The results of this study provide valuable insight into the overall burden of football-related concussions and reveal particularly high rates during games. Given the concerns over potential chronic sequelae of sports-related concussions, these findings reveal the number of young athletes who may be at risk. It also helps demonstrate the need for ongoing prevention, surveillance, and research and gives insight into how current efforts may be improved.
The study by Dompier et al3 was limited by one of the major challenges in studying and managing sports-related head injuries. Concussions were diagnosed in accordance with institutional, local, or state guidelines rather than a universal set of diagnostic criteria. Epidemiological evaluation of concussions requires standard diagnostic criteria. In their absence, lack of diagnostic uniformity may introduce nonrandom variability into incidence data and ultimately influence comparative and outcome-related analyses.

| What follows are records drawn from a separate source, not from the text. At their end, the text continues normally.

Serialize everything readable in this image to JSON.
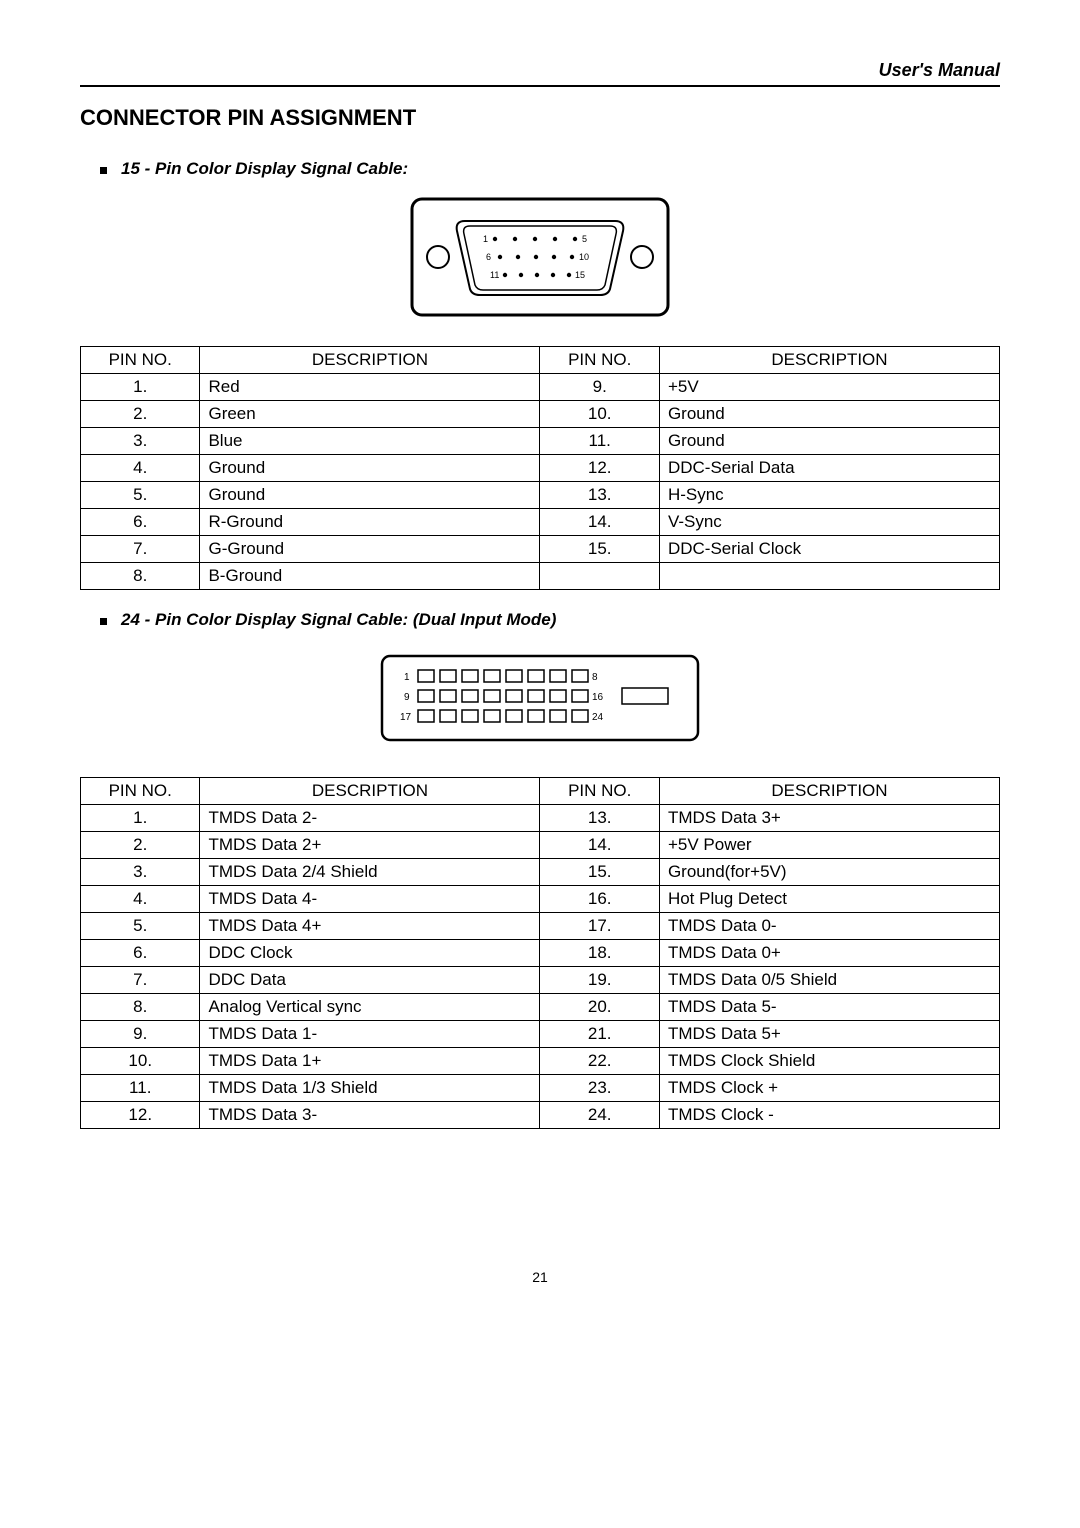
{
  "header": {
    "right_text": "User's Manual"
  },
  "title": "CONNECTOR PIN ASSIGNMENT",
  "section1": {
    "heading": "15 - Pin Color Display Signal Cable:",
    "table": {
      "columns": [
        "PIN NO.",
        "DESCRIPTION",
        "PIN NO.",
        "DESCRIPTION"
      ],
      "rows": [
        [
          "1.",
          "Red",
          "9.",
          "+5V"
        ],
        [
          "2.",
          "Green",
          "10.",
          "Ground"
        ],
        [
          "3.",
          "Blue",
          "11.",
          "Ground"
        ],
        [
          "4.",
          "Ground",
          "12.",
          "DDC-Serial Data"
        ],
        [
          "5.",
          "Ground",
          "13.",
          "H-Sync"
        ],
        [
          "6.",
          "R-Ground",
          "14.",
          "V-Sync"
        ],
        [
          "7.",
          "G-Ground",
          "15.",
          "DDC-Serial Clock"
        ],
        [
          "8.",
          "B-Ground",
          "",
          ""
        ]
      ]
    },
    "diagram": {
      "row_starts": [
        "1",
        "6",
        "11"
      ],
      "row_ends": [
        "5",
        "10",
        "15"
      ],
      "pins_per_row": 5
    }
  },
  "section2": {
    "heading": "24 - Pin Color Display Signal Cable: (Dual Input Mode)",
    "table": {
      "columns": [
        "PIN NO.",
        "DESCRIPTION",
        "PIN NO.",
        "DESCRIPTION"
      ],
      "rows": [
        [
          "1.",
          "TMDS Data 2-",
          "13.",
          "TMDS Data 3+"
        ],
        [
          "2.",
          "TMDS Data 2+",
          "14.",
          "+5V Power"
        ],
        [
          "3.",
          "TMDS Data 2/4 Shield",
          "15.",
          "Ground(for+5V)"
        ],
        [
          "4.",
          "TMDS Data 4-",
          "16.",
          "Hot Plug Detect"
        ],
        [
          "5.",
          "TMDS Data 4+",
          "17.",
          "TMDS Data 0-"
        ],
        [
          "6.",
          "DDC Clock",
          "18.",
          "TMDS Data 0+"
        ],
        [
          "7.",
          "DDC Data",
          "19.",
          "TMDS Data 0/5 Shield"
        ],
        [
          "8.",
          "Analog Vertical sync",
          "20.",
          "TMDS Data 5-"
        ],
        [
          "9.",
          "TMDS Data 1-",
          "21.",
          "TMDS Data 5+"
        ],
        [
          "10.",
          "TMDS Data 1+",
          "22.",
          "TMDS Clock Shield"
        ],
        [
          "11.",
          "TMDS Data 1/3 Shield",
          "23.",
          "TMDS Clock +"
        ],
        [
          "12.",
          "TMDS Data 3-",
          "24.",
          "TMDS Clock -"
        ]
      ]
    },
    "diagram": {
      "row_starts": [
        "1",
        "9",
        "17"
      ],
      "row_ends": [
        "8",
        "16",
        "24"
      ],
      "pins_per_row": 8
    }
  },
  "page_number": "21",
  "style": {
    "background_color": "#ffffff",
    "text_color": "#000000",
    "border_color": "#000000",
    "heading_fontsize": 22,
    "subheading_fontsize": 17,
    "table_fontsize": 17,
    "pagenum_fontsize": 14,
    "col_widths_pct": [
      13,
      37,
      13,
      37
    ]
  }
}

One of the inherent difficulties is that diagnosing concussions is largely clinical and often involves subjective assessments rather than objective testing.4 Concussion symptoms are largely subjective, and recognition often relies on athlete or family reporting. This further complicates diagnosis, as social desirability bias may influence reporting.5 The clinical symptoms of acute concussion may be somatic, cognitive, or emotional in nature and may include loss of consciousness, amnesia, slow reaction times, confusion, disinhibition, or headaches.6 Symptoms may last several hours to several weeks, with children and adolescents experiencing longer recovery times.6,7 However, the potential chronic symptoms of concussion may not present for several years, making it difficult to link those symptoms to the sentinel event.
It is recommended that a player demonstrating any features of concussion after a direct or impulsive transmission of force to the head undergo formal evaluation with a sideline assessment tool.6 Although a variety of assessment tools exist, they are not definitively diagnostic, and many have not been validated for use in younger athletes.6 In addition, the multitude of sideline assessment tools available to athletic trainers and health care professionals challenges efforts to achieve uniform evaluative information.

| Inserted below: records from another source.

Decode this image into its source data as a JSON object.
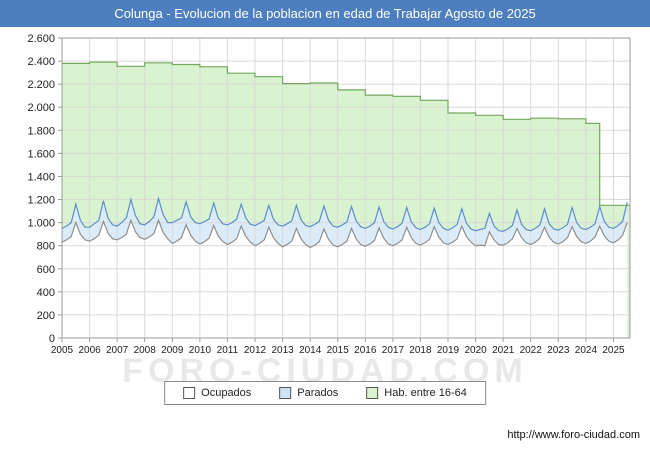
{
  "title_bar": {
    "text": "Colunga - Evolucion de la poblacion en edad de Trabajar Agosto de 2025",
    "bg": "#4d7ebf",
    "fg": "#ffffff"
  },
  "watermark": "FORO-CIUDAD.COM",
  "footer": {
    "url": "http://www.foro-ciudad.com"
  },
  "legend": {
    "items": [
      {
        "label": "Ocupados",
        "swatch": "#ffffff"
      },
      {
        "label": "Parados",
        "swatch": "#cfe2f5"
      },
      {
        "label": "Hab. entre 16-64",
        "swatch": "#d9f2d0"
      }
    ]
  },
  "chart_data": {
    "type": "area",
    "title": "Colunga - Evolucion de la poblacion en edad de Trabajar Agosto de 2025",
    "xlabel": "",
    "ylabel": "",
    "ylim": [
      0,
      2600
    ],
    "y_tick_step": 200,
    "x_range": [
      2005,
      2025.6
    ],
    "x_ticks": [
      2005,
      2006,
      2007,
      2008,
      2009,
      2010,
      2011,
      2012,
      2013,
      2014,
      2015,
      2016,
      2017,
      2018,
      2019,
      2020,
      2021,
      2022,
      2023,
      2024,
      2025
    ],
    "grid": true,
    "legend_position": "bottom",
    "series": [
      {
        "name": "Hab. entre 16-64",
        "render": "step",
        "line_color": "#74a85c",
        "fill_color": "#d9f2d0",
        "x": [
          2005,
          2006,
          2007,
          2008,
          2009,
          2010,
          2011,
          2012,
          2013,
          2014,
          2015,
          2016,
          2017,
          2018,
          2019,
          2020,
          2021,
          2022,
          2023,
          2024,
          2024.5,
          2025.6
        ],
        "values": [
          2380,
          2390,
          2355,
          2385,
          2370,
          2350,
          2295,
          2265,
          2205,
          2210,
          2150,
          2105,
          2095,
          2060,
          1950,
          1930,
          1895,
          1905,
          1900,
          1860,
          1150,
          1150
        ]
      },
      {
        "name": "Parados",
        "note": "area stacked on Ocupados; line = Ocupados + Parados",
        "render": "line",
        "line_color": "#5c8fc9",
        "fill_color": "#dcebf8",
        "x_start": 2005,
        "x_step": 0.166667,
        "values": [
          950,
          970,
          1000,
          1160,
          1020,
          960,
          960,
          990,
          1020,
          1190,
          1040,
          980,
          970,
          1000,
          1040,
          1200,
          1060,
          990,
          980,
          1010,
          1050,
          1210,
          1070,
          1000,
          1000,
          1020,
          1040,
          1180,
          1050,
          1000,
          990,
          1010,
          1030,
          1170,
          1040,
          990,
          980,
          1000,
          1030,
          1160,
          1040,
          985,
          975,
          995,
          1020,
          1150,
          1030,
          980,
          970,
          990,
          1015,
          1150,
          1025,
          975,
          965,
          985,
          1010,
          1145,
          1020,
          970,
          960,
          980,
          1005,
          1140,
          1015,
          965,
          950,
          970,
          1000,
          1135,
          1010,
          960,
          945,
          965,
          995,
          1130,
          1005,
          955,
          940,
          960,
          990,
          1125,
          1000,
          950,
          935,
          955,
          985,
          1120,
          995,
          945,
          930,
          940,
          950,
          1080,
          970,
          930,
          925,
          945,
          975,
          1110,
          985,
          940,
          930,
          950,
          980,
          1120,
          990,
          945,
          935,
          955,
          985,
          1130,
          1000,
          950,
          940,
          960,
          990,
          1140,
          1010,
          960,
          950,
          975,
          1010,
          1175
        ]
      },
      {
        "name": "Ocupados",
        "render": "line",
        "line_color": "#8f8f8f",
        "fill_color": "#ffffff",
        "x_start": 2005,
        "x_step": 0.166667,
        "values": [
          830,
          850,
          880,
          1000,
          900,
          850,
          840,
          860,
          890,
          1010,
          910,
          860,
          850,
          870,
          900,
          1020,
          920,
          870,
          855,
          875,
          905,
          1020,
          915,
          860,
          820,
          840,
          870,
          980,
          890,
          840,
          815,
          835,
          865,
          975,
          885,
          835,
          810,
          830,
          860,
          970,
          880,
          830,
          800,
          820,
          850,
          960,
          870,
          820,
          790,
          810,
          840,
          950,
          860,
          810,
          785,
          805,
          835,
          945,
          855,
          805,
          790,
          810,
          840,
          950,
          860,
          810,
          795,
          815,
          845,
          955,
          865,
          815,
          800,
          820,
          850,
          960,
          870,
          820,
          805,
          825,
          855,
          965,
          875,
          825,
          810,
          830,
          860,
          970,
          880,
          830,
          800,
          805,
          800,
          920,
          850,
          810,
          805,
          825,
          860,
          950,
          870,
          825,
          810,
          830,
          865,
          960,
          875,
          830,
          815,
          835,
          870,
          965,
          880,
          835,
          820,
          840,
          875,
          970,
          885,
          840,
          825,
          850,
          890,
          1000
        ]
      }
    ]
  }
}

The analysis by Dompier et al3 of the distribution of young football players’ concussion burden is useful but somewhat limited because of variation in how concussion was diagnosed. To improve the quality of epidemiologic research in concussion injury, standard diagnostic criteria are needed, as is a reliable infrastructure for longitudinal data collection. Improving the quality of information about football-related concussion injury could help identify optimal management strategies and facilitate development of evidence-based, data-driven athlete safety policies and may help prevent young athletes from developing long-term consequences of concussions that have been the focus of so much recent attention.